At first, the community project helped Roberts focus on something positive while so much of her family’s life changed, but then it became more.
Roberts enlisted the help of the Seattle Unity men’s group to construct the labyrinth, but their response was not what she expected at all—they didn’t want to simply help her with the labyrinth, they wanted to help Roberts herself. They helped with home projects that were added to Roberts’ to-do list when she remodeled her house for her husband’s wheelchair.
“Every major step, Seattle Unity has been there and supported me,” Roberts said. “They’re like the wind beneath my wings.”
The labyrinth isn’t the only project Roberts took on at Seattle Unity. She also was a part of developing the Umoja spirit group—a group that embraces diversity and inclusion.

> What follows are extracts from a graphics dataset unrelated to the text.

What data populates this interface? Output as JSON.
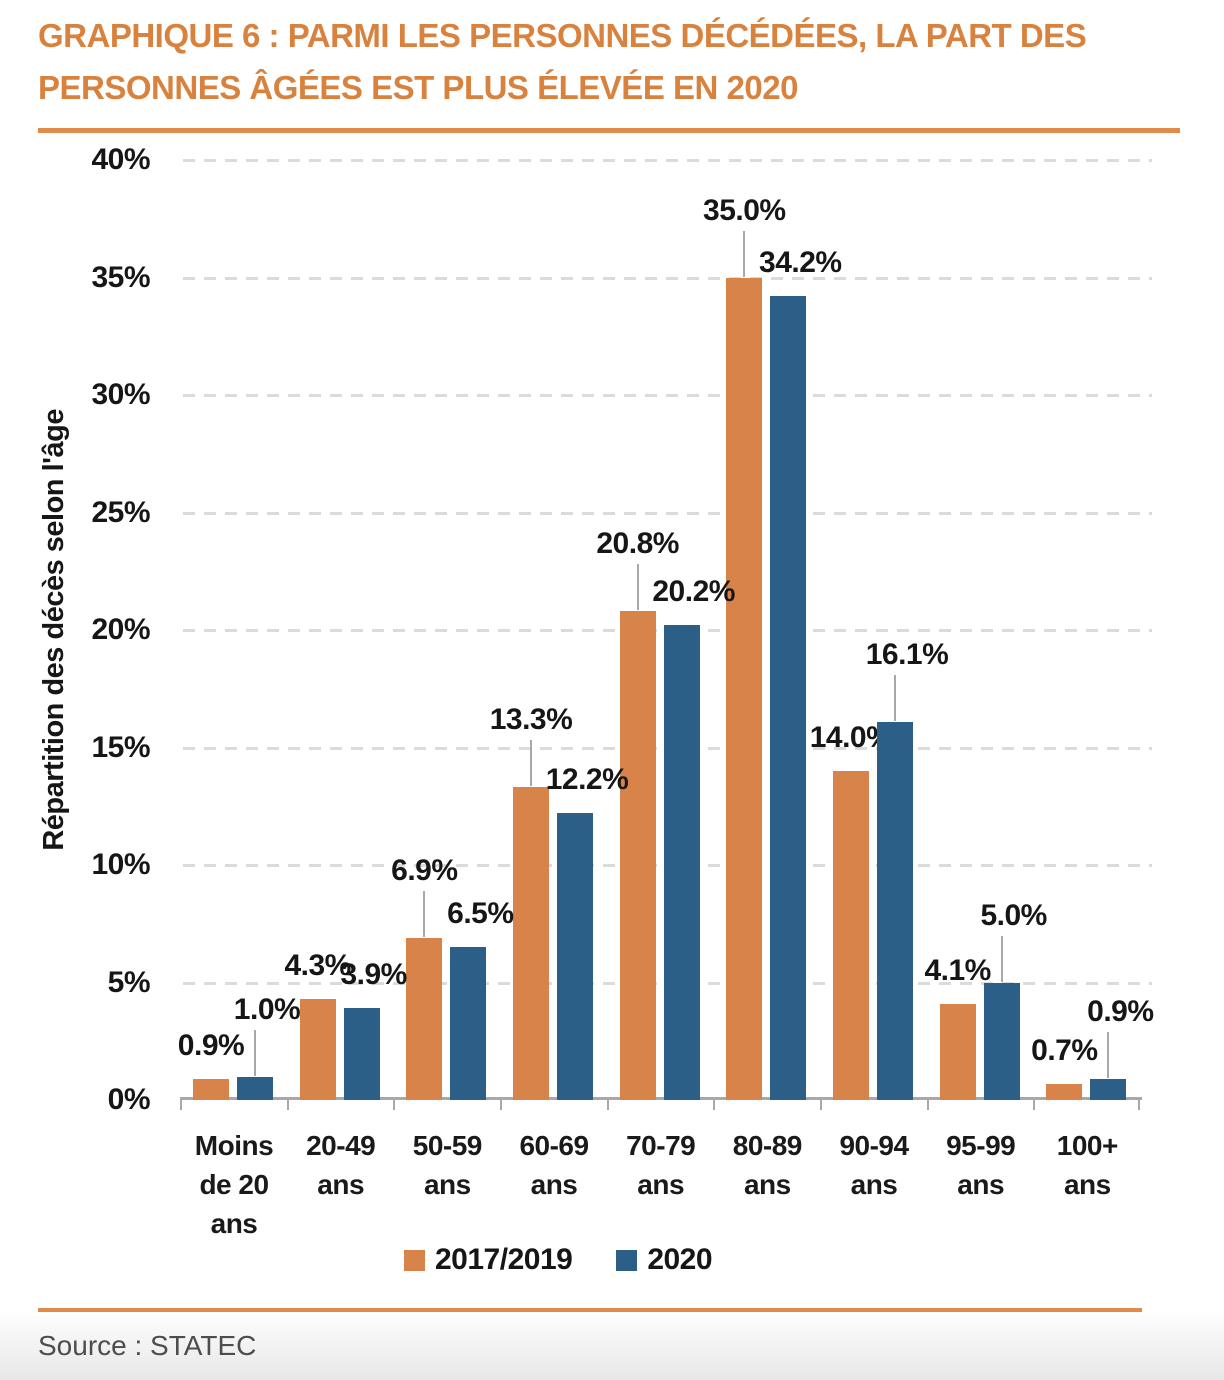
{
  "title_lines": [
    "GRAPHIQUE 6 : PARMI LES PERSONNES DÉCÉDÉES, LA PART DES",
    "PERSONNES ÂGÉES EST PLUS ÉLEVÉE EN 2020"
  ],
  "source": "Source : STATEC",
  "colors": {
    "accent_orange": "#DF8A45",
    "title_orange": "#D9823E",
    "series_2017_2019": "#D8834A",
    "series_2020": "#2B5F88",
    "gridline": "#DBDBDB",
    "axis": "#A8A8A8",
    "text": "#161616",
    "source_text": "#4D4D4D"
  },
  "chart_data": {
    "type": "bar",
    "title": "GRAPHIQUE 6 : PARMI LES PERSONNES DÉCÉDÉES, LA PART DES PERSONNES ÂGÉES EST PLUS ÉLEVÉE EN 2020",
    "ylabel": "Répartition des décès selon l'âge",
    "xlabel": "",
    "ylim": [
      0,
      40
    ],
    "ytick_step": 5,
    "ytick_labels": [
      "0%",
      "5%",
      "10%",
      "15%",
      "20%",
      "25%",
      "30%",
      "35%",
      "40%"
    ],
    "grid": "horizontal-dashed",
    "legend_position": "bottom",
    "categories": [
      [
        "Moins",
        "de 20",
        "ans"
      ],
      [
        "20-49",
        "ans"
      ],
      [
        "50-59",
        "ans"
      ],
      [
        "60-69",
        "ans"
      ],
      [
        "70-79",
        "ans"
      ],
      [
        "80-89",
        "ans"
      ],
      [
        "90-94",
        "ans"
      ],
      [
        "95-99",
        "ans"
      ],
      [
        "100+",
        "ans"
      ]
    ],
    "series": [
      {
        "name": "2017/2019",
        "color": "#D8834A",
        "values": [
          0.9,
          4.3,
          6.9,
          13.3,
          20.8,
          35.0,
          14.0,
          4.1,
          0.7
        ],
        "labels": [
          "0.9%",
          "4.3%",
          "6.9%",
          "13.3%",
          "20.8%",
          "35.0%",
          "14.0%",
          "4.1%",
          "0.7%"
        ]
      },
      {
        "name": "2020",
        "color": "#2B5F88",
        "values": [
          1.0,
          3.9,
          6.5,
          12.2,
          20.2,
          34.2,
          16.1,
          5.0,
          0.9
        ],
        "labels": [
          "1.0%",
          "3.9%",
          "6.5%",
          "12.2%",
          "20.2%",
          "34.2%",
          "16.1%",
          "5.0%",
          "0.9%"
        ]
      }
    ],
    "callouts": [
      "2020",
      null,
      "2017/2019",
      "2017/2019",
      "2017/2019",
      "2017/2019",
      "2020",
      "2020",
      "2020"
    ]
  }
}
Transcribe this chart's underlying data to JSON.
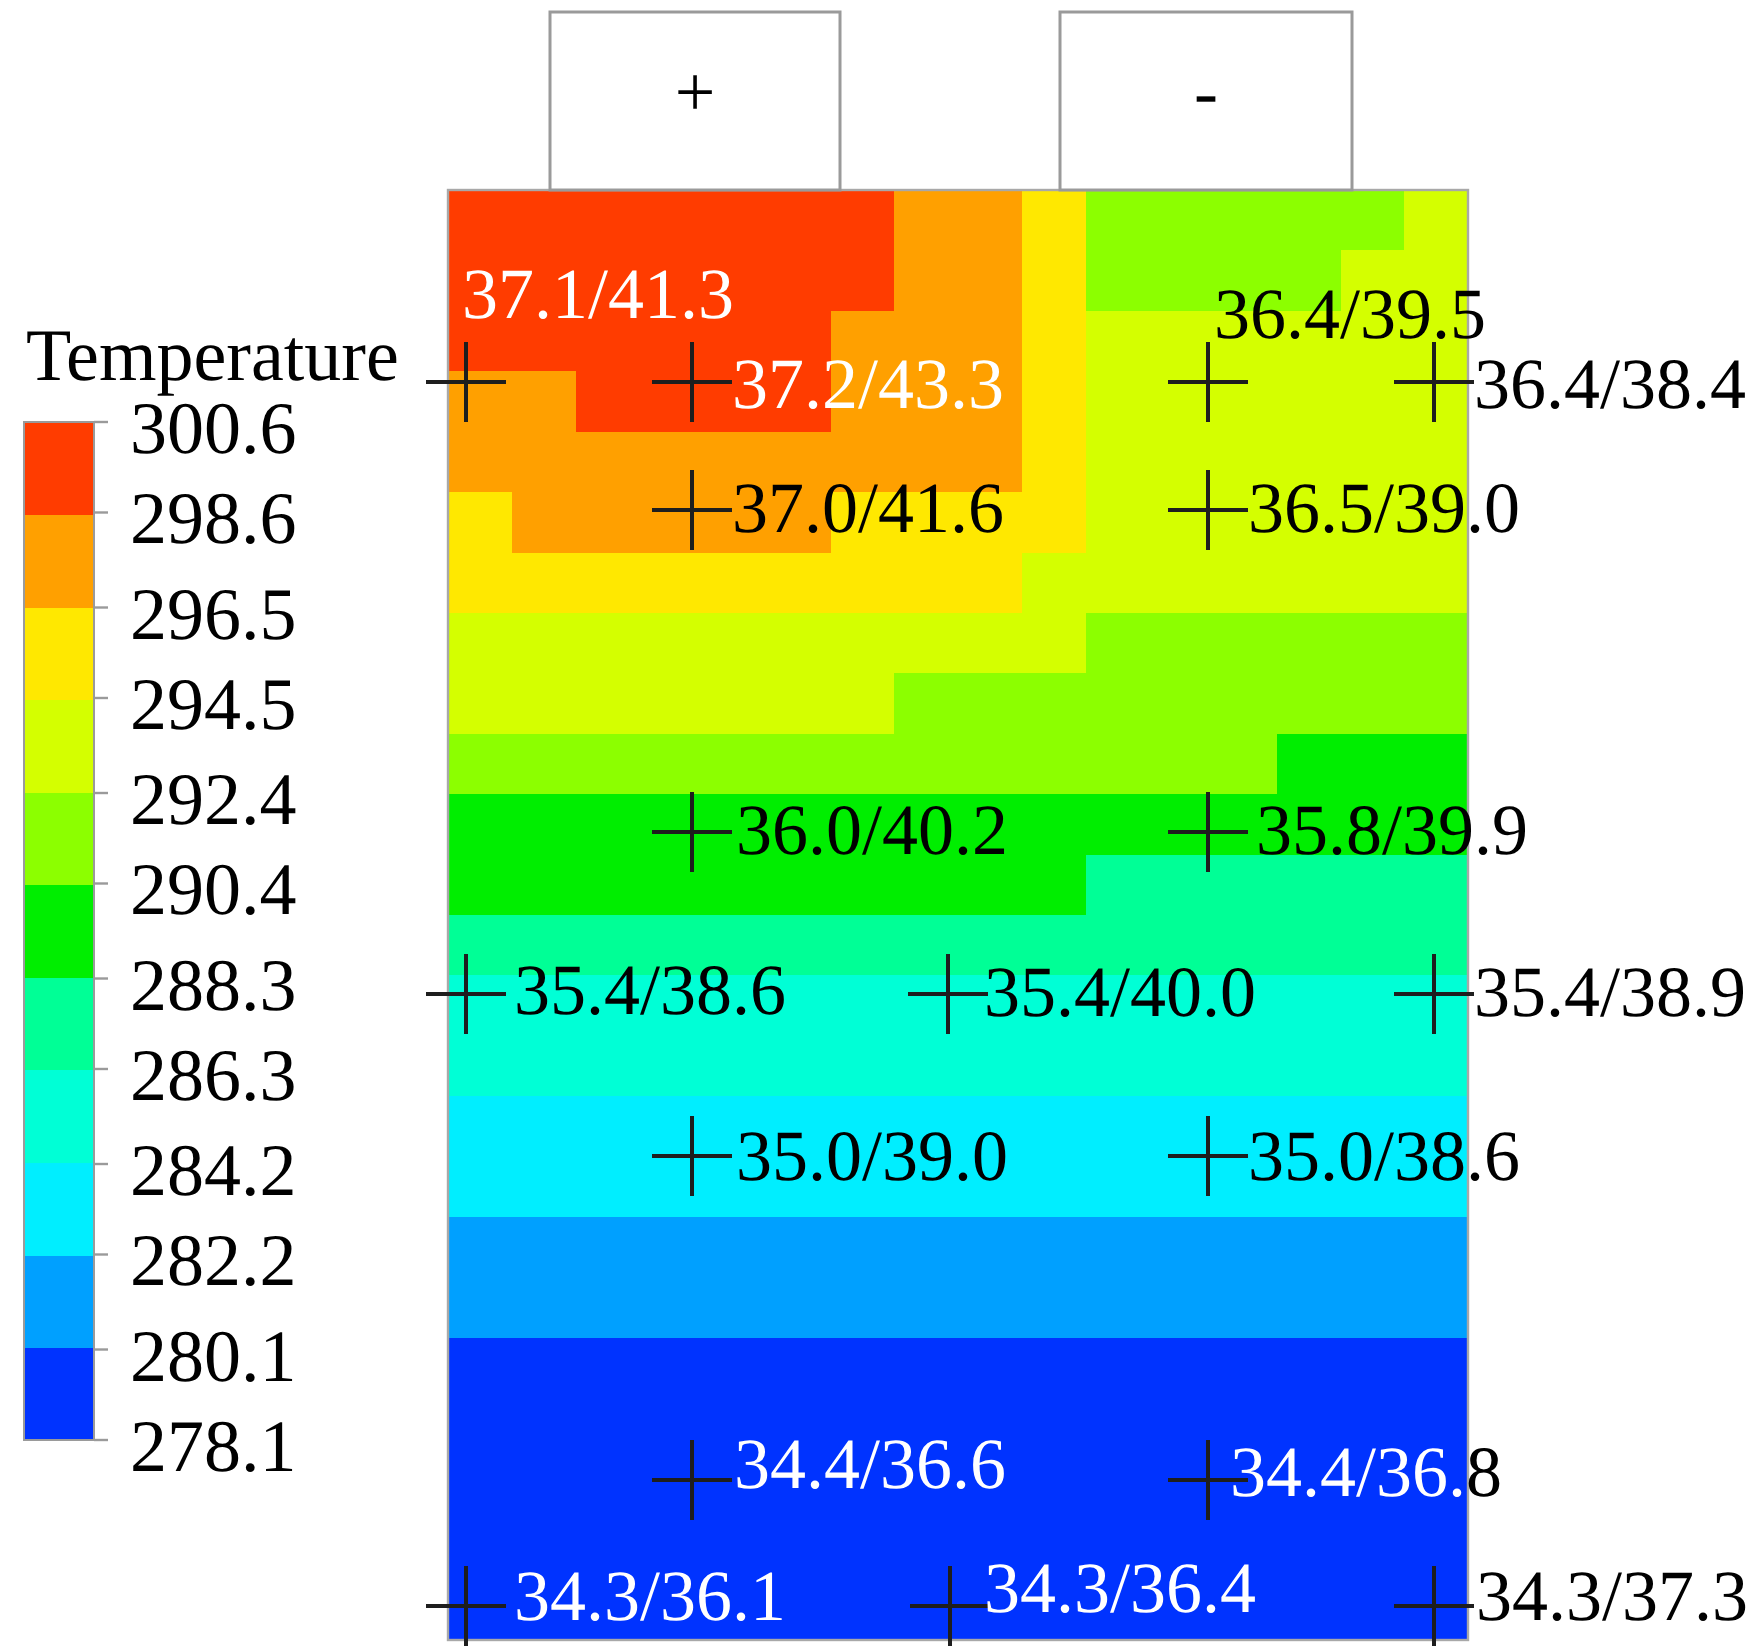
{
  "chart_data": {
    "type": "heatmap",
    "clabel": "Temperature",
    "categories": [
      null,
      null,
      null,
      null,
      null,
      null,
      null,
      null,
      null,
      null,
      null,
      null,
      null,
      null,
      null,
      null
    ],
    "y_categories": [
      null,
      null,
      null,
      null,
      null,
      null,
      null,
      null,
      null,
      null,
      null,
      null,
      null,
      null,
      null,
      null,
      null,
      null,
      null,
      null,
      null,
      null,
      null,
      null
    ],
    "cells": [
      [
        299.6,
        299.6,
        299.6,
        299.6,
        299.6,
        299.6,
        299.6,
        297.6,
        297.6,
        295.5,
        291.4,
        291.4,
        291.4,
        291.4,
        291.4,
        293.4
      ],
      [
        299.6,
        299.6,
        299.6,
        299.6,
        299.6,
        299.6,
        299.6,
        297.6,
        297.6,
        295.5,
        291.4,
        291.4,
        291.4,
        291.4,
        293.4,
        293.4
      ],
      [
        299.6,
        299.6,
        299.6,
        299.6,
        299.6,
        299.6,
        297.6,
        297.6,
        297.6,
        295.5,
        293.4,
        293.4,
        293.4,
        293.4,
        293.4,
        293.4
      ],
      [
        297.6,
        297.6,
        299.6,
        299.6,
        299.6,
        299.6,
        297.6,
        297.6,
        297.6,
        295.5,
        293.4,
        293.4,
        293.4,
        293.4,
        293.4,
        293.4
      ],
      [
        297.6,
        297.6,
        297.6,
        297.6,
        297.6,
        297.6,
        297.6,
        297.6,
        297.6,
        295.5,
        293.4,
        293.4,
        293.4,
        293.4,
        293.4,
        293.4
      ],
      [
        295.5,
        297.6,
        297.6,
        297.6,
        297.6,
        297.6,
        295.5,
        295.5,
        295.5,
        295.5,
        293.4,
        293.4,
        293.4,
        293.4,
        293.4,
        293.4
      ],
      [
        295.5,
        295.5,
        295.5,
        295.5,
        295.5,
        295.5,
        295.5,
        295.5,
        295.5,
        293.4,
        293.4,
        293.4,
        293.4,
        293.4,
        293.4,
        293.4
      ],
      [
        293.4,
        293.4,
        293.4,
        293.4,
        293.4,
        293.4,
        293.4,
        293.4,
        293.4,
        293.4,
        291.4,
        291.4,
        291.4,
        291.4,
        291.4,
        291.4
      ],
      [
        293.4,
        293.4,
        293.4,
        293.4,
        293.4,
        293.4,
        293.4,
        291.4,
        291.4,
        291.4,
        291.4,
        291.4,
        291.4,
        291.4,
        291.4,
        291.4
      ],
      [
        291.4,
        291.4,
        291.4,
        291.4,
        291.4,
        291.4,
        291.4,
        291.4,
        291.4,
        291.4,
        291.4,
        291.4,
        291.4,
        289.4,
        289.4,
        289.4
      ],
      [
        289.4,
        289.4,
        289.4,
        289.4,
        289.4,
        289.4,
        289.4,
        289.4,
        289.4,
        289.4,
        289.4,
        289.4,
        289.4,
        289.4,
        289.4,
        289.4
      ],
      [
        289.4,
        289.4,
        289.4,
        289.4,
        289.4,
        289.4,
        289.4,
        289.4,
        289.4,
        289.4,
        287.3,
        287.3,
        287.3,
        287.3,
        287.3,
        287.3
      ],
      [
        287.3,
        287.3,
        287.3,
        287.3,
        287.3,
        287.3,
        287.3,
        287.3,
        287.3,
        287.3,
        287.3,
        287.3,
        287.3,
        287.3,
        287.3,
        287.3
      ],
      [
        285.3,
        285.3,
        285.3,
        285.3,
        285.3,
        285.3,
        285.3,
        285.3,
        285.3,
        285.3,
        285.3,
        285.3,
        285.3,
        285.3,
        285.3,
        285.3
      ],
      [
        285.3,
        285.3,
        285.3,
        285.3,
        285.3,
        285.3,
        285.3,
        285.3,
        285.3,
        285.3,
        285.3,
        285.3,
        285.3,
        285.3,
        285.3,
        285.3
      ],
      [
        283.2,
        283.2,
        283.2,
        283.2,
        283.2,
        283.2,
        283.2,
        283.2,
        283.2,
        283.2,
        283.2,
        283.2,
        283.2,
        283.2,
        283.2,
        283.2
      ],
      [
        283.2,
        283.2,
        283.2,
        283.2,
        283.2,
        283.2,
        283.2,
        283.2,
        283.2,
        283.2,
        283.2,
        283.2,
        283.2,
        283.2,
        283.2,
        283.2
      ],
      [
        281.2,
        281.2,
        281.2,
        281.2,
        281.2,
        281.2,
        281.2,
        281.2,
        281.2,
        281.2,
        281.2,
        281.2,
        281.2,
        281.2,
        281.2,
        281.2
      ],
      [
        281.2,
        281.2,
        281.2,
        281.2,
        281.2,
        281.2,
        281.2,
        281.2,
        281.2,
        281.2,
        281.2,
        281.2,
        281.2,
        281.2,
        281.2,
        281.2
      ],
      [
        279.1,
        279.1,
        279.1,
        279.1,
        279.1,
        279.1,
        279.1,
        279.1,
        279.1,
        279.1,
        279.1,
        279.1,
        279.1,
        279.1,
        279.1,
        279.1
      ],
      [
        279.1,
        279.1,
        279.1,
        279.1,
        279.1,
        279.1,
        279.1,
        279.1,
        279.1,
        279.1,
        279.1,
        279.1,
        279.1,
        279.1,
        279.1,
        279.1
      ],
      [
        279.1,
        279.1,
        279.1,
        279.1,
        279.1,
        279.1,
        279.1,
        279.1,
        279.1,
        279.1,
        279.1,
        279.1,
        279.1,
        279.1,
        279.1,
        279.1
      ],
      [
        279.1,
        279.1,
        279.1,
        279.1,
        279.1,
        279.1,
        279.1,
        279.1,
        279.1,
        279.1,
        279.1,
        279.1,
        279.1,
        279.1,
        279.1,
        279.1
      ],
      [
        279.1,
        279.1,
        279.1,
        279.1,
        279.1,
        279.1,
        279.1,
        279.1,
        279.1,
        279.1,
        279.1,
        279.1,
        279.1,
        279.1,
        279.1,
        279.1
      ]
    ],
    "clim": [
      278.1,
      300.6
    ],
    "cticks": [
      278.1,
      280.1,
      282.2,
      284.2,
      286.3,
      288.3,
      290.4,
      292.4,
      294.5,
      296.5,
      298.6,
      300.6
    ],
    "colors": [
      "#0033ff",
      "#00a0ff",
      "#00eeff",
      "#00ffd6",
      "#00ff96",
      "#00ee00",
      "#8cff00",
      "#d4ff00",
      "#ffe800",
      "#ffa000",
      "#ff3c00"
    ],
    "annotations": [
      "+",
      "-",
      "37.1/41.3",
      "37.2/43.3",
      "36.4/39.5",
      "36.4/38.4",
      "37.0/41.6",
      "36.5/39.0",
      "36.0/40.2",
      "35.8/39.9",
      "35.4/38.6",
      "35.4/40.0",
      "35.4/38.9",
      "35.0/39.0",
      "35.0/38.6",
      "34.4/36.6",
      "34.4/36.8",
      "34.3/36.1",
      "34.3/36.4",
      "34.3/37.3"
    ]
  }
}
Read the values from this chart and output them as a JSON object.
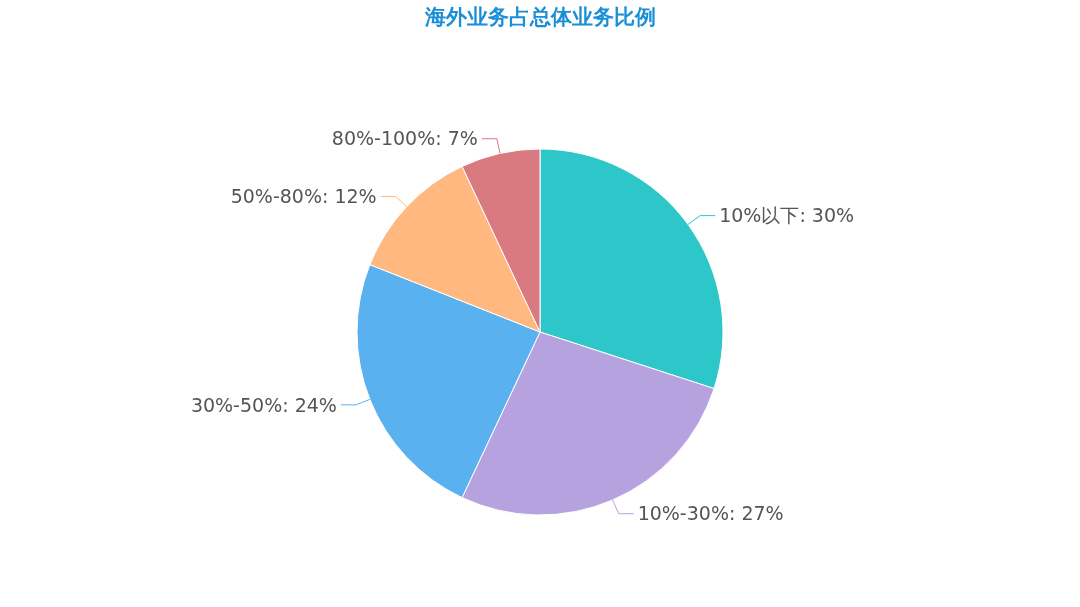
{
  "chart_data": {
    "type": "pie",
    "title": "海外业务占总体业务比例",
    "categories": [
      "10%以下",
      "10%-30%",
      "30%-50%",
      "50%-80%",
      "80%-100%"
    ],
    "values": [
      30,
      27,
      24,
      12,
      7
    ],
    "value_labels": [
      "30%",
      "27%",
      "24%",
      "12%",
      "7%"
    ],
    "colors": [
      "#2ec7c9",
      "#b6a2de",
      "#5ab1ef",
      "#ffb980",
      "#d87a80"
    ]
  }
}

Umoja’s initial goal was to make BIPOC community members feel included and educate others on BIPOC history, but Roberts was blown away with just how effective Umoja has been. Kwanzaa has been incorporated as part of Seattle Unity’s services.
“The way I feel about Seattle Unity is that I feel cherished, and I cherish the community,” Roberts said. “I feel valued, and I value Seattle Unity.”
Seattle Unity is not Roberts first experience in a spiritual community, but she feels like she’s always left with something to grapple with from lessons at Seattle Unity.
“I felt there was something to chew on all week—and that was the lesson,” Roberts said. “I felt intellectually challenged with some real food for spiritual thought.”
Moving forward, Roberts is looking forward to using the new building and hopes to attract more young community members to Seattle Unity.
“I’m looking forward to Seattle Unity moving into the future,” Roberts said. “I don’t know what that looks like—it’s going to be fun to see it evolve and unfold on its own—but I sure want to be in the center of it.”